Find the explicit formula of a sequence.

Answer 1

To find an explicit formula of a sequence, one must understand the pattern of the series, apply proper mathematical theorems such as the binomial theorem if applicable, and list all known values to select the best equations to solve the problem.

Step-by-step explanation:

The student has asked to find an explicit formula of a sequence. In mathematics, series expansions and finding explicit formulas form a critical part of understanding sequences and series.

The binomial theorem is one method that illuminates the expansion of expressions raised to a power and is often used in conjunction with series to solve complex problems. Referring to the series expansions, we can analyze patterns using variables a and b, indices, and factorials to handle the terms of the expansion.

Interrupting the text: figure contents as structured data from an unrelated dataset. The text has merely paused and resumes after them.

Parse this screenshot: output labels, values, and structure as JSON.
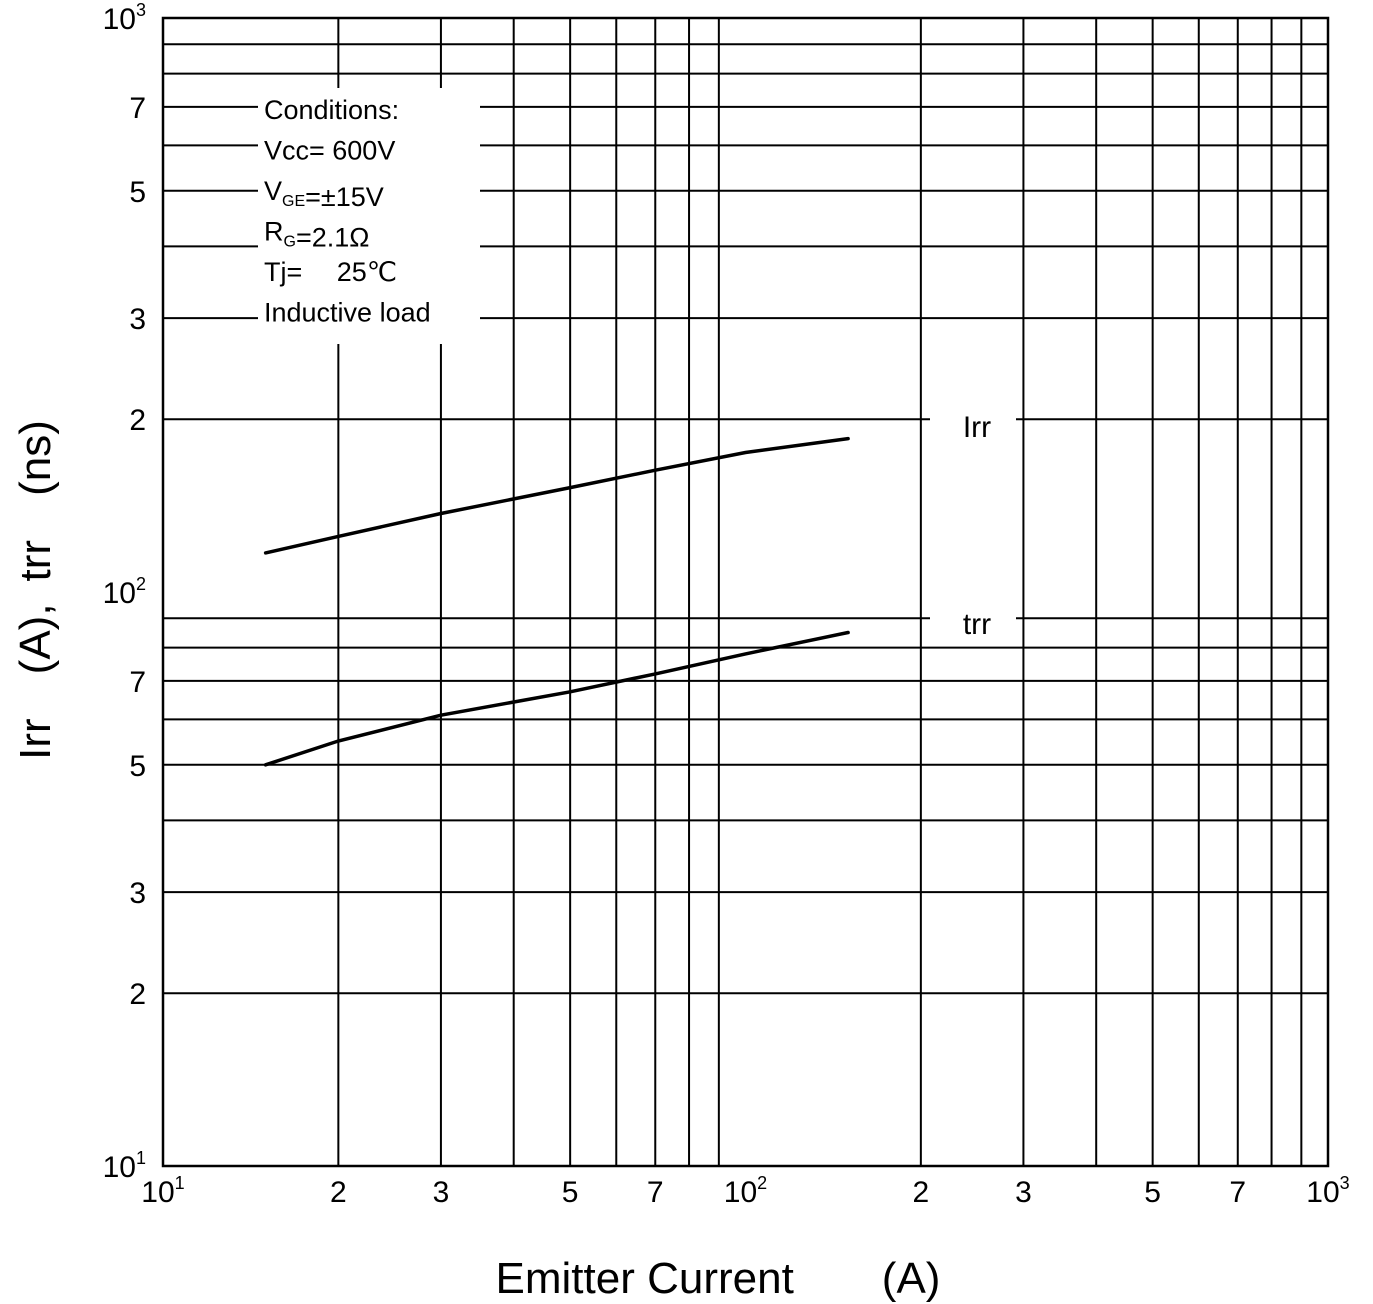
{
  "chart_data": {
    "type": "line",
    "title": "",
    "xlabel": "Emitter Current  (A)",
    "ylabel": "Irr (A), trr (ns)",
    "x_scale": "log",
    "y_scale": "log",
    "xlim": [
      10,
      1000
    ],
    "ylim": [
      10,
      1000
    ],
    "grid": true,
    "x_ticks": [
      {
        "value": 10,
        "base": "10",
        "exp": "1"
      },
      {
        "value": 20,
        "label": "2"
      },
      {
        "value": 30,
        "label": "3"
      },
      {
        "value": 50,
        "label": "5"
      },
      {
        "value": 70,
        "label": "7"
      },
      {
        "value": 100,
        "base": "10",
        "exp": "2"
      },
      {
        "value": 200,
        "label": "2"
      },
      {
        "value": 300,
        "label": "3"
      },
      {
        "value": 500,
        "label": "5"
      },
      {
        "value": 700,
        "label": "7"
      },
      {
        "value": 1000,
        "base": "10",
        "exp": "3"
      }
    ],
    "y_ticks": [
      {
        "value": 10,
        "base": "10",
        "exp": "1"
      },
      {
        "value": 20,
        "label": "2"
      },
      {
        "value": 30,
        "label": "3"
      },
      {
        "value": 50,
        "label": "5"
      },
      {
        "value": 70,
        "label": "7"
      },
      {
        "value": 100,
        "base": "10",
        "exp": "2"
      },
      {
        "value": 200,
        "label": "2"
      },
      {
        "value": 300,
        "label": "3"
      },
      {
        "value": 500,
        "label": "5"
      },
      {
        "value": 700,
        "label": "7"
      },
      {
        "value": 1000,
        "base": "10",
        "exp": "3"
      }
    ],
    "series": [
      {
        "name": "Irr",
        "x": [
          15,
          20,
          30,
          50,
          70,
          100,
          150
        ],
        "y": [
          117,
          125,
          137,
          152,
          163,
          175,
          185
        ]
      },
      {
        "name": "trr",
        "x": [
          15,
          20,
          30,
          50,
          70,
          100,
          150
        ],
        "y": [
          50,
          55,
          61,
          67,
          72,
          78,
          85
        ]
      }
    ],
    "annotations": {
      "conditions": [
        {
          "parts": [
            {
              "t": "Conditions:"
            }
          ]
        },
        {
          "parts": [
            {
              "t": "Vcc= 600V"
            }
          ]
        },
        {
          "parts": [
            {
              "t": "V"
            },
            {
              "t": "GE",
              "sub": true
            },
            {
              "t": "=±15V"
            }
          ]
        },
        {
          "parts": [
            {
              "t": "R"
            },
            {
              "t": "G",
              "sub": true
            },
            {
              "t": "=2.1Ω"
            }
          ]
        },
        {
          "parts": [
            {
              "t": "Tj=  25℃"
            }
          ]
        },
        {
          "parts": [
            {
              "t": "Inductive load"
            }
          ]
        }
      ]
    }
  }
}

For instance, to find an explicit formula we would evaluate the pattern of the sequence, determine the type of series it forms (arithmetic, geometric, etc.), and use known formulas or create one that fits the sequence by incorporating all known values. Utilizing the binomial theorem or other relevant methods may be necessary depending on the complexity of the sequence.

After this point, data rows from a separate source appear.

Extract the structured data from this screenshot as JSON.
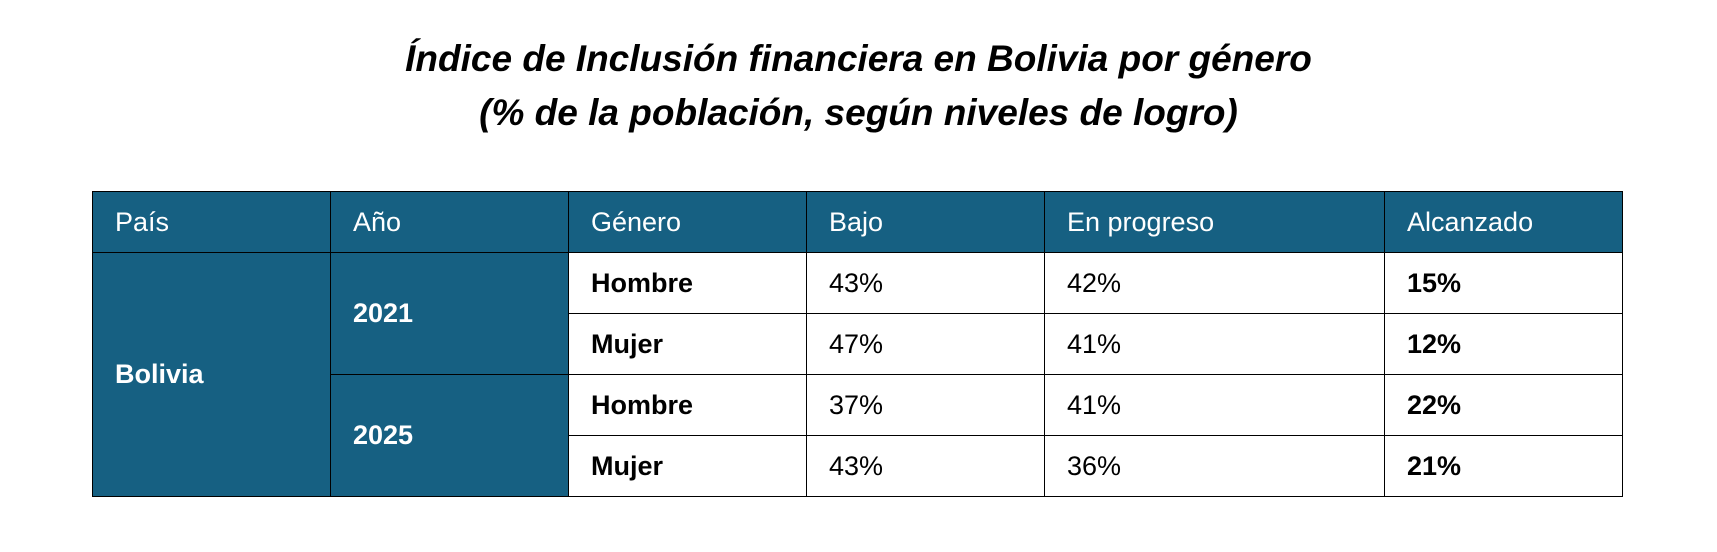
{
  "title": {
    "line1": "Índice de Inclusión financiera en Bolivia por género",
    "line2": "(% de la población, según niveles de logro)"
  },
  "table": {
    "headers": [
      "País",
      "Año",
      "Género",
      "Bajo",
      "En progreso",
      "Alcanzado"
    ],
    "country": "Bolivia",
    "years": [
      "2021",
      "2025"
    ],
    "rows": [
      {
        "genero": "Hombre",
        "bajo": "43%",
        "en_progreso": "42%",
        "alcanzado": "15%"
      },
      {
        "genero": "Mujer",
        "bajo": "47%",
        "en_progreso": "41%",
        "alcanzado": "12%"
      },
      {
        "genero": "Hombre",
        "bajo": "37%",
        "en_progreso": "41%",
        "alcanzado": "22%"
      },
      {
        "genero": "Mujer",
        "bajo": "43%",
        "en_progreso": "36%",
        "alcanzado": "21%"
      }
    ]
  },
  "colors": {
    "header_bg": "#166082",
    "header_text": "#ffffff",
    "border": "#000000"
  }
}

To apply this effectively, knowing all values and what needs to be solved for is imperative. A step-by-step approach, complemented by tables or other visual aids, helps in setting out known values and in the identification of relevant equations, which are best to use toward finding the explicit formula of a given sequence.

Answer 2

The explicit formula for a sequence represents a mathematical expression that directly gives the nth term of the sequence without referring to earlier terms. It's typically denoted as
`\(a_n = f(n)\),` where
`\(a_n\)` signifies the nth term and
`\(f(n)\)` denotes the formula that generates the terms of the sequence.

Step-by-step explanation:

In mathematics, finding the explicit formula of a sequence involves deriving a formula that directly calculates any term of the sequence based on its position without needing the previous terms. For instance, consider an arithmetic sequence where each term increases by a constant difference from the preceding term. The explicit formula for an arithmetic sequence is
`\(a_n = a_1 + (n-1) \`times d\), where
`\(a_n\)`represents the nth term,
`\(a_1\)`is the first term, and
`\(n\)` denotes the term's position in the sequence.

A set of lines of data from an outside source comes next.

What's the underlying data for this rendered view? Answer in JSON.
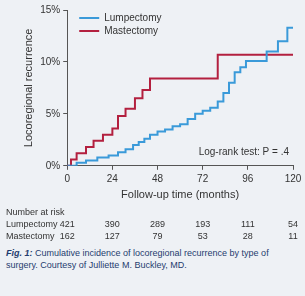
{
  "chart_data": {
    "type": "line",
    "x_label": "Follow-up time (months)",
    "y_label": "Locoregional recurrence",
    "xlim": [
      0,
      120
    ],
    "xticks": [
      0,
      24,
      48,
      72,
      96,
      120
    ],
    "ylim": [
      0,
      15
    ],
    "yticks": [
      {
        "value": 0,
        "label": "0%"
      },
      {
        "value": 5,
        "label": "5%"
      },
      {
        "value": 10,
        "label": "10%"
      },
      {
        "value": 15,
        "label": "15%"
      }
    ],
    "grid": false,
    "legend": "upper left",
    "series": [
      {
        "name": "Lumpectomy",
        "color": "#3a9ad9",
        "line_style": "step",
        "x": [
          0,
          5,
          10,
          16,
          22,
          27,
          31,
          35,
          38,
          41,
          44,
          48,
          52,
          56,
          60,
          64,
          68,
          72,
          76,
          80,
          83,
          86,
          89,
          92,
          95,
          106,
          112,
          117,
          120
        ],
        "values": [
          0,
          0.3,
          0.5,
          0.8,
          1.0,
          1.3,
          1.6,
          2.0,
          2.3,
          2.6,
          3.0,
          3.3,
          3.5,
          3.8,
          4.0,
          4.5,
          5.0,
          5.3,
          5.6,
          6.2,
          7.0,
          8.0,
          9.0,
          9.5,
          10.1,
          11.0,
          12.0,
          13.3,
          13.3
        ]
      },
      {
        "name": "Mastectomy",
        "color": "#b3203f",
        "line_style": "step",
        "x": [
          0,
          2,
          5,
          10,
          14,
          19,
          24,
          27,
          31,
          36,
          40,
          44,
          80,
          120
        ],
        "values": [
          0,
          0.6,
          1.2,
          1.8,
          2.4,
          3.0,
          3.6,
          4.8,
          5.5,
          6.5,
          7.3,
          8.4,
          10.7,
          10.7
        ]
      }
    ],
    "annotation": "Log-rank test: P = .4",
    "number_at_risk": {
      "title": "Number at risk",
      "rows": [
        {
          "name": "Lumpectomy",
          "values": [
            421,
            390,
            289,
            193,
            111,
            54
          ]
        },
        {
          "name": "Mastectomy",
          "values": [
            162,
            127,
            79,
            53,
            28,
            11
          ]
        }
      ]
    },
    "caption": {
      "label": "Fig. 1:",
      "text": "Cumulative incidence of locoregional recurrence by type of surgery. Courtesy of Julliette M. Buckley, MD."
    }
  }
}
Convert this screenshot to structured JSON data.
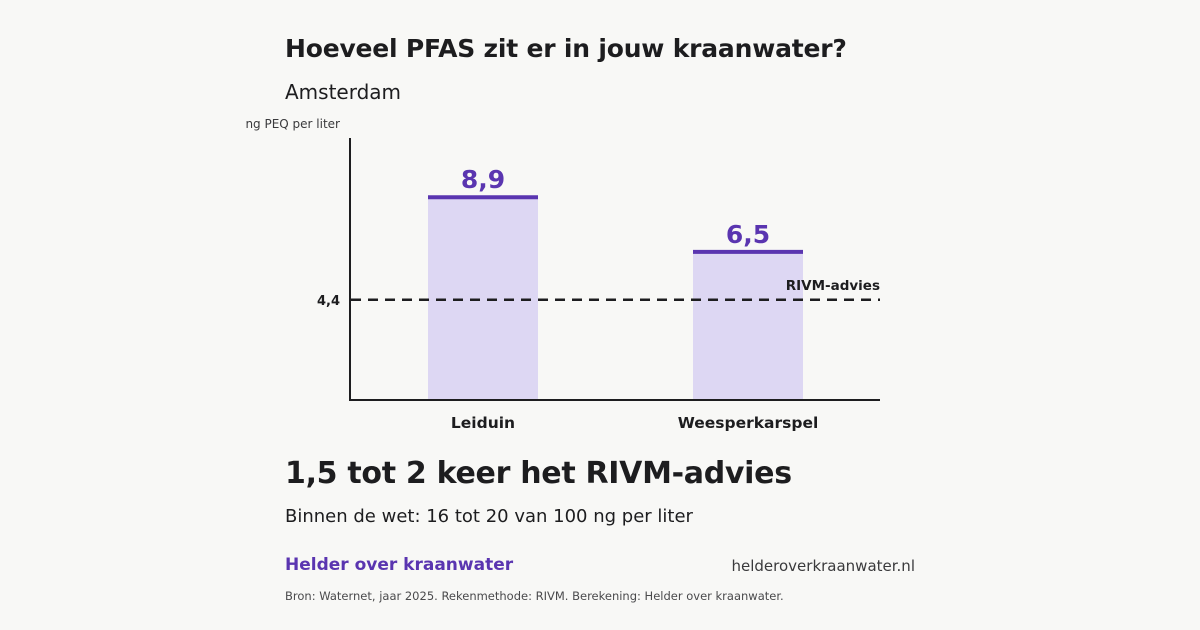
{
  "header": {
    "title": "Hoeveel PFAS zit er in jouw kraanwater?",
    "subtitle": "Amsterdam"
  },
  "chart_data": {
    "type": "bar",
    "title": "Hoeveel PFAS zit er in jouw kraanwater?",
    "subtitle": "Amsterdam",
    "ylabel": "ng PEQ per liter",
    "xlabel": "",
    "categories": [
      "Leiduin",
      "Weesperkarspel"
    ],
    "values": [
      8.9,
      6.5
    ],
    "value_labels": [
      "8,9",
      "6,5"
    ],
    "ylim": [
      0,
      11.5
    ],
    "grid": false,
    "reference_line": {
      "value": 4.4,
      "tick_label": "4,4",
      "label": "RIVM-advies",
      "style": "dashed"
    },
    "colors": {
      "bar_fill": "#ddd7f3",
      "bar_top": "#5a35b0",
      "value_label": "#5a35b0",
      "axis": "#1d1d1f",
      "reference": "#1d1d1f"
    }
  },
  "summary": {
    "headline": "1,5 tot 2 keer het RIVM-advies",
    "subline": "Binnen de wet: 16 tot 20 van 100 ng per liter"
  },
  "footer": {
    "brand": "Helder over kraanwater",
    "url": "helderoverkraanwater.nl",
    "source": "Bron: Waternet, jaar 2025. Rekenmethode: RIVM. Berekening: Helder over kraanwater.",
    "brand_color": "#5a35b0"
  }
}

Suppose we have an arithmetic sequence starting with
`\(a_1 = 3\)` and a common difference of
`\(d = 4\).` To find the explicit formula for this sequence, we use the formula
`\(a_n = a_1 + (n-1) \`times d\). Plugging in the given values, the explicit formula becomes
`\(a_n = 3 + (n-1) \`times
`4 = 3 + 4n - 4 = 4n - 1\)`. Therefore, the explicit formula for this arithmetic sequence is
`\(a_n = 4n - 1\)`.

The explicit formula simplifies the process of determining any term within a sequence without having to calculate each preceding term. It's a concise representation that facilitates quick calculations for specific positions in the sequence.